Fed navigates dual mandate Balancing the Phillips Curve tradeoff between moderate inflation and full employment, we believe that the Fed is more concerned about the deterioration in the labor market over the past few months, rather than inflation. After their supersized 50 basis-point rate cut last month, we expect policymakers to cut rates by an additional quarter point in each of the upcoming November 7 and December 18 meetings, followed by 25 basis-point cuts each quarter over the course of 2025 and the first half of 2026, which would reduce the terminal fed funds rate to 3.0% two years from now. But if inflation accelerates further, we could be overly optimistic on the pace of interest rate cuts.
Weak Back-to-School (BTS) spending During the first three months of this important retail sales season through August, BTS spending rose by a tepid 2% y/y, their weakest results in 15 years. Consumers at the lower end of the income and wealth spectrum have been tightening their belts for the past two years—saving more and spending less—due to a deteriorating labor market, persistent inflationary pressures, and declining consumer confidence.
Earnings growth slowing The third-quarter earnings season got off to a good start this morning with JP Morgan’s beat and raise. But overall, FactSet’s estimates for the S&P 500 for revenues and earnings are expecting slower growth. Earnings per share are now expected to increase by 3.7% y/y, half as strong as estimates for a 7.8% y/y gain at the start of the third quarter. By comparison, earnings grew by a robust 11.6% y/y in the second quarter, which marked the strongest earnings growth since the fourth quarter of 2021. Earnings growth for the Magnificent Seven peaked at 60% y/y in the fourth quarter of 2023, slowing to 50% in the first quarter, 33% in the second quarter, and an estimated 17.5% in the third quarter.

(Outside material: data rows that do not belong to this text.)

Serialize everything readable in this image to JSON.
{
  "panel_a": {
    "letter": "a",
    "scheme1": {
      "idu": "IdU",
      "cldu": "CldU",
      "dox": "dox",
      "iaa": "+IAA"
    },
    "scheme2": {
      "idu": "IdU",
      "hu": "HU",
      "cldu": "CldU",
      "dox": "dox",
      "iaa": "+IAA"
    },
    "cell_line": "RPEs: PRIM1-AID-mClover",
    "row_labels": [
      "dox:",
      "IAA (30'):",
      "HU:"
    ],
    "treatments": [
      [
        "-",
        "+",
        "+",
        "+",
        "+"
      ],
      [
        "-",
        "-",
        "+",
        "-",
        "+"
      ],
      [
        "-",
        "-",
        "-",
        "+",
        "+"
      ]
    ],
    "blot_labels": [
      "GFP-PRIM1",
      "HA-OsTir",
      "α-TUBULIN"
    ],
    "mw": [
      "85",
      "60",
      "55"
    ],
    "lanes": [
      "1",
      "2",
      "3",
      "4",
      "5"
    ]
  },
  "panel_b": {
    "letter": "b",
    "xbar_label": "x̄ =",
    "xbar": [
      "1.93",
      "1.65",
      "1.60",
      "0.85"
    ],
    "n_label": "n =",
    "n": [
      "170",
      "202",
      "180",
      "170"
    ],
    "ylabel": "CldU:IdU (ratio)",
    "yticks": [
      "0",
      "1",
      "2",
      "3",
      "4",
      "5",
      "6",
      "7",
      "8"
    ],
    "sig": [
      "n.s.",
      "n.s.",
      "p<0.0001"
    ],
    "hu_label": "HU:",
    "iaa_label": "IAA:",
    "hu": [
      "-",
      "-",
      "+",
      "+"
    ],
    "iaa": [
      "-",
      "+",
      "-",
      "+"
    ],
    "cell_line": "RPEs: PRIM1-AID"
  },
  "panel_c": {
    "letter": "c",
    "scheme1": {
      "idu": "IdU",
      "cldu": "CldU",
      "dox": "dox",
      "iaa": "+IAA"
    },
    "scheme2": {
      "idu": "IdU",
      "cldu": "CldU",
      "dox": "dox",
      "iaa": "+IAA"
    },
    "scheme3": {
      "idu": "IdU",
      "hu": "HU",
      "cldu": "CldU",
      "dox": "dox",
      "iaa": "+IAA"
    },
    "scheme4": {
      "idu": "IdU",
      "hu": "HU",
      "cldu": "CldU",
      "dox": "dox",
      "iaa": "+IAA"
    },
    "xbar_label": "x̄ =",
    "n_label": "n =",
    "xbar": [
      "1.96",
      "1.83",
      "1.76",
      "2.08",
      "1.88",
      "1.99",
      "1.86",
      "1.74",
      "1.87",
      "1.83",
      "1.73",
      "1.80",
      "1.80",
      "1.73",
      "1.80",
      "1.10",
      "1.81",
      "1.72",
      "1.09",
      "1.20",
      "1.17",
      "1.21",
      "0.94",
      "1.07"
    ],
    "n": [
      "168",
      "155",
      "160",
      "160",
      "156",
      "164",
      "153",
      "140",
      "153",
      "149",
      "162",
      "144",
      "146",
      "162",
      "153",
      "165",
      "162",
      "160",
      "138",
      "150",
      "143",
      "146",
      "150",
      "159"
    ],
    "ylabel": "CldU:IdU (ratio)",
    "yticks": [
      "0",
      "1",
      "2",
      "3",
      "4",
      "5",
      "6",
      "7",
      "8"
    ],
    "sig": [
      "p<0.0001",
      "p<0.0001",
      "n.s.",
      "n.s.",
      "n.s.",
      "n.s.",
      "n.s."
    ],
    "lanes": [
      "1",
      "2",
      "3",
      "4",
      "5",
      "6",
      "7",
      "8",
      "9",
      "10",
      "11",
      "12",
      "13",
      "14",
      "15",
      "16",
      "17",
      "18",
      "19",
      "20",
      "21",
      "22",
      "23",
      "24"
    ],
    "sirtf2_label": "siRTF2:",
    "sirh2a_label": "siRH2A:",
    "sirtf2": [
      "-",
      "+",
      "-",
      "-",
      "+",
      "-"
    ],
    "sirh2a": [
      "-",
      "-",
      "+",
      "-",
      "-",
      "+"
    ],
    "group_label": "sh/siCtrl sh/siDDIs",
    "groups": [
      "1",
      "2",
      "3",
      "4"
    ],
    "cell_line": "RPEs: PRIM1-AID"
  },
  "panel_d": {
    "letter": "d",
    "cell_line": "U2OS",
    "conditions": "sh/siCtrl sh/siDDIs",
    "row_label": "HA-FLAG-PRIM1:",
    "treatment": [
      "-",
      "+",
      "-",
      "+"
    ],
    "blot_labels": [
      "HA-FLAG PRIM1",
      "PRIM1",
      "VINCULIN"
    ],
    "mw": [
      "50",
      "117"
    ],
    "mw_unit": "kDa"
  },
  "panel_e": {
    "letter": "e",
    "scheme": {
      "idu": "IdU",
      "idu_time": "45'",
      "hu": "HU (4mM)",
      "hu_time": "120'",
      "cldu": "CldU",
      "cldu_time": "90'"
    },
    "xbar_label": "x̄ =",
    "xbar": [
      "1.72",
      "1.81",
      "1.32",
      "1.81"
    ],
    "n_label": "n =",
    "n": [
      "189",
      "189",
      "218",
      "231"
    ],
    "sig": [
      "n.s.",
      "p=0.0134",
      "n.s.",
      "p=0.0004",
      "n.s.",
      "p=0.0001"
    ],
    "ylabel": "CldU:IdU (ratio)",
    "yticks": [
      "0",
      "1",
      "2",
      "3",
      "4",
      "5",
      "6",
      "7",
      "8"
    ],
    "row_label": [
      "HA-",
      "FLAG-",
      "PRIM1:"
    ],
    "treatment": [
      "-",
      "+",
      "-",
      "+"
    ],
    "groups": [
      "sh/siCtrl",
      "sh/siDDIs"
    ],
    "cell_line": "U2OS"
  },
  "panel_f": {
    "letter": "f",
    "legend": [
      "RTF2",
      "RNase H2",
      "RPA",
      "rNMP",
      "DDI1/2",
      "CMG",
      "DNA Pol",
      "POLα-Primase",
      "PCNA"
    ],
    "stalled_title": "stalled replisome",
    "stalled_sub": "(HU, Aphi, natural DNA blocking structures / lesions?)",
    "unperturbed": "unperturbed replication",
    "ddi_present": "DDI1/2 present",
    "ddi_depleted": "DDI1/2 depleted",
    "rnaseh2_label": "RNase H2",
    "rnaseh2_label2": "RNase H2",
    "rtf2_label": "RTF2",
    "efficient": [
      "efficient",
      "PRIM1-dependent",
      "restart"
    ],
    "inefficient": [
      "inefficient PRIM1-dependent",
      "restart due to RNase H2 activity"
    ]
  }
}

Growing geopolitical risk The Russia/Ukraine war continues to rage in its third year with no end in sight. Over the past year, Israel is now fighting a two-front war against Hamas in the south and Hezbollah in the north, while the Houthis are attacking shipping traffic, all of which is being funded by Iran. As a result of this incremental risk, crude oil prices (West Texas Intermediate, or WTI) over the past month have leapt by about 20% to $75 per barrel, perhaps on their way to re-test last year’s peak of $95.
Weather devastation Over the past fortnight, Hurricanes Helene and Milton have devastated the southeast, particularly North Carolina and Florida. Aside from the tragic loss of life, the damage could at least temporarily worsen the economic, inflation and labor-market picture.

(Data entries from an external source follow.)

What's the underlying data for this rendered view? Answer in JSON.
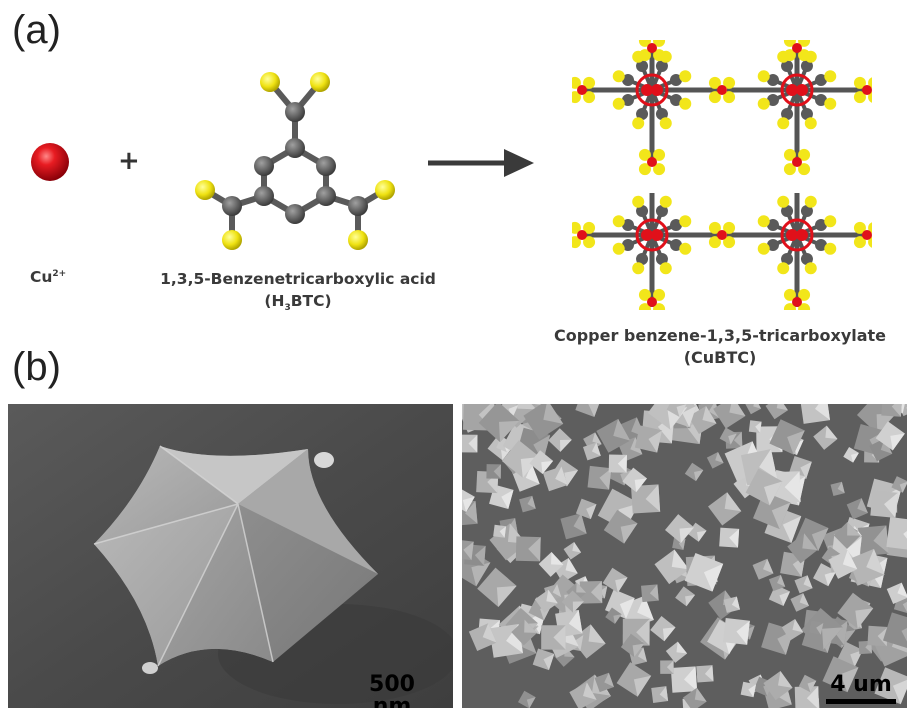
{
  "panel_a": {
    "label": "(a)",
    "ion": {
      "symbol": "Cu",
      "charge": "2+"
    },
    "plus": "+",
    "linker": {
      "name": "1,3,5-Benzenetricarboxylic acid",
      "abbr_pre": "(H",
      "abbr_sub": "3",
      "abbr_post": "BTC)"
    },
    "product": {
      "name": "Copper benzene-1,3,5-tricarboxylate",
      "abbr": "(CuBTC)"
    },
    "colors": {
      "copper": "#e0101a",
      "carbon": "#5a5a5a",
      "oxygen": "#f2e61a",
      "bond": "#555555"
    }
  },
  "panel_b": {
    "label": "(b)",
    "left_scale": "500 nm",
    "right_scale": "4 um"
  }
}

Federal debt & deficit growing unsustainably The Congressional Budget Office announced this week that with a record $35.7 trillion in Federal debt, the budget deficit was $1.83 trillion for the fiscal year that ended on September 30. The Fed began raising interest rates in March 2022, and interest payments on the debt at $950 billion in 2024 were higher than either our defense ($826 billion) or Medicare ($869 billion) budgets. Total tax revenues soared to a record $4.92 trillion in 2024, but total spending surged 11% to $6.75 trillion, amid a non-crisis environment.

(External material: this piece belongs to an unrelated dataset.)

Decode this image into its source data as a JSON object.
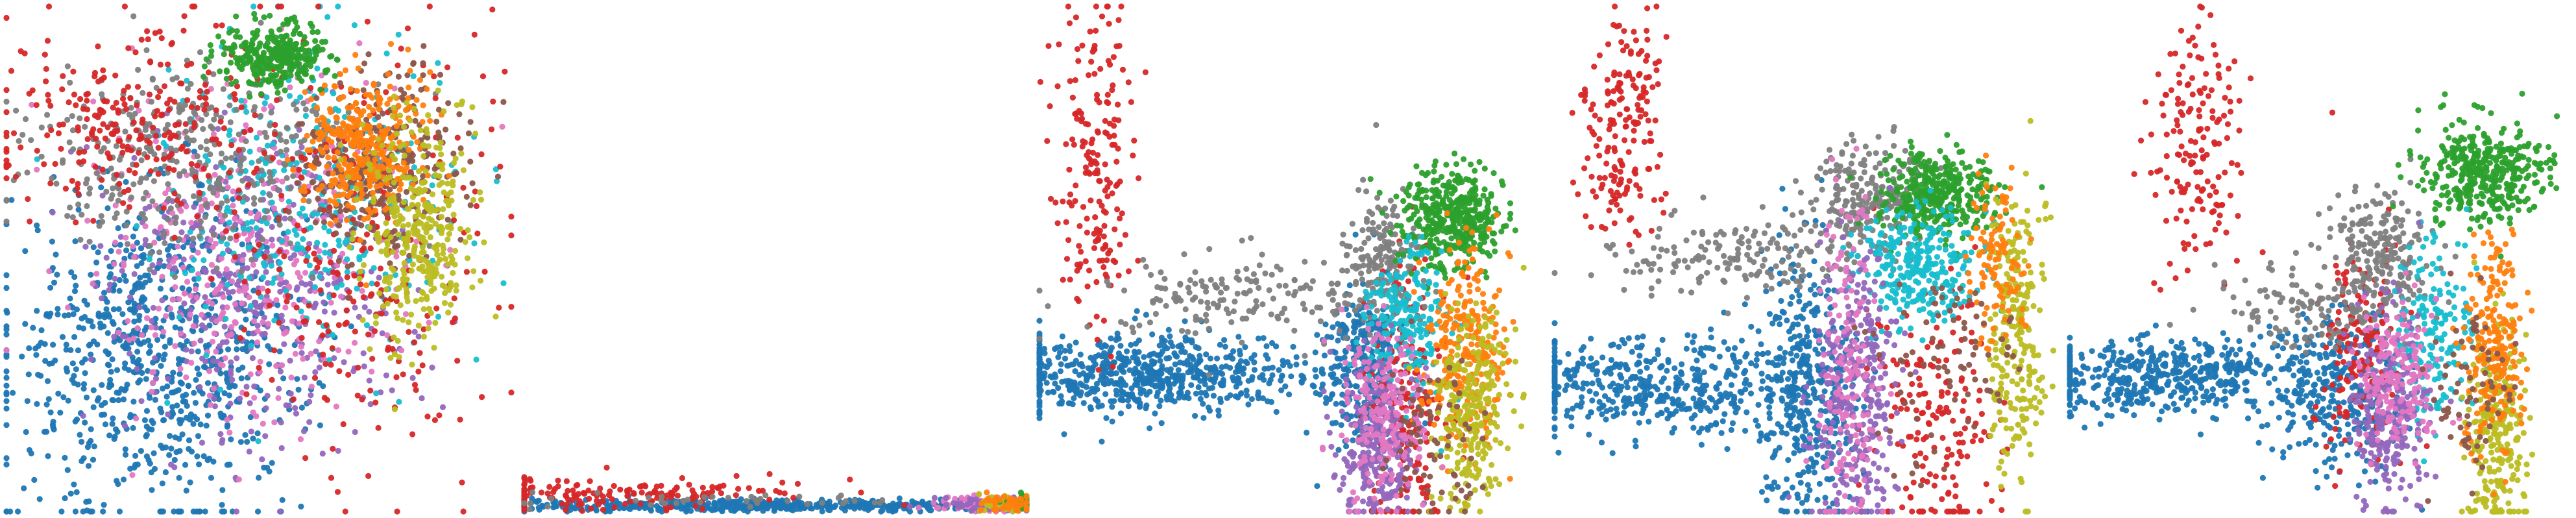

Rollercoaster election Vice President Harris’ post-convention bounce appears to be fading, in part due to her unwillingness to conduct interviews with independent journalists and provide greater policy detail. It appears Trump has regained the upper hand in the race for the White House, given his modest lead in several of the seven key swing states. We believe the Senate will flip to Republican control, and the House of Representatives will likely reflect the down-ballot impact from whichever candidate wins the presidency.